UPDATE: James Woods, in a tribute to the famous Mark Twain quote, tweeted Sunday, "The reports of my retirement are greatly exaggerated..."
The reports of my retirement are greatly exaggerated... (😉 to Mark Twain)— James Woods (@RealJamesWoods) October 8, 2017
James Woods is not just unloading some property, he's also apparently dropping his acting career... according to his real estate agent.
People magazine reports the Oscar-nominated actor listed an Exeter, Rhode Island, home for sale this week, his realtor telling the Providence Journal Woods seeks to "simply his life" while "retiring from the entertainment industry."
The realtor, Allen Gammons, said Woods recently lost his mother and his brother, and wants to devote more time to "photography, antiquing and playing Texas Hold'em poker."

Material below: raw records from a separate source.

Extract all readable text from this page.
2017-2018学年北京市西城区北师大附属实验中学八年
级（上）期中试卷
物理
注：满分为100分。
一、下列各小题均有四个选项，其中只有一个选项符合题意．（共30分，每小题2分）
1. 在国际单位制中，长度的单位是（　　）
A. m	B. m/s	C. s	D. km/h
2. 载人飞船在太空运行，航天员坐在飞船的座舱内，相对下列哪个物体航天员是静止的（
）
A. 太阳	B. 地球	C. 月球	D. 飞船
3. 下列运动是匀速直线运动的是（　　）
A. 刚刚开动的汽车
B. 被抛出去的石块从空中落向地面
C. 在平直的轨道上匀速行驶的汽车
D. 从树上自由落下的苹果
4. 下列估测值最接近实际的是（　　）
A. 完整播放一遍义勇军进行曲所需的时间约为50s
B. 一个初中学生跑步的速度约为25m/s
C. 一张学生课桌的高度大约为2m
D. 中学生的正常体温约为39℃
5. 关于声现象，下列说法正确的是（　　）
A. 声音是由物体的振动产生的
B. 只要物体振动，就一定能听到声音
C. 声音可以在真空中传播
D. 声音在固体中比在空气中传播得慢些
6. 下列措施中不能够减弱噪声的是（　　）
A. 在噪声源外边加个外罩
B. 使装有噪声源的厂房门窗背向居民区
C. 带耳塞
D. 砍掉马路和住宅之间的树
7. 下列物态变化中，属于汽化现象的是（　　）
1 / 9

In recent years, Woods has been a loud conservative voice on Twitter, often wading into controversial issues. Most recently, he criticized the film "Call Me by Your Name" for featuring a gay summer romance between a 24-year-old and a 17-year-old, inferring that it was comparable to pedophilia. The film's star, Armie Hammer, responded by pointing out that Woods dated a 19-year-old woman when he was 60.
Didn't you date a 19 year old when you were 60.......?— Armie Hammer (@armiehammer) September 11, 2017
James Woods tried to pick me and my friend up at a restaurant once. He wanted to take us to Vegas. "I'm 16" I said. "Even better" he said.— Amber Tamblyn (@ambertamblyn) September 11, 2017
The Twitter war went nuclear when actress Amber Tamblyn alleged that Woods had once hit on her and a friend when she was 16, saying he had responded "even better" when she had revealed her age. Woods denied the assertion.
Following the report of Woods' retirement from acting, Tamblyn tweeted, "The dethroning continues."
The dethroning continues. https://t.co/yQnG8YSjbK— Amber Tamblyn (@ambertamblyn) October 7, 2017
A prolific stage actor in the late '60s who debuted on Broadway in 1970, Woods has worked steadily on TV and in film since 1971. Highlights of his career include the films "The Onion Field" (1979), "Videodrome" (1983), "Salvador" (1986), "Casino" (1995), "Ghosts of Mississippi" (1996) and the voice of Hades in "Hercules" (1997). On TV, he had a starring role on the series "Shark" (2006-2008) and is a recurring character (himself) on "Family Guy." He most recently played himself on an episode of "Dice" this year.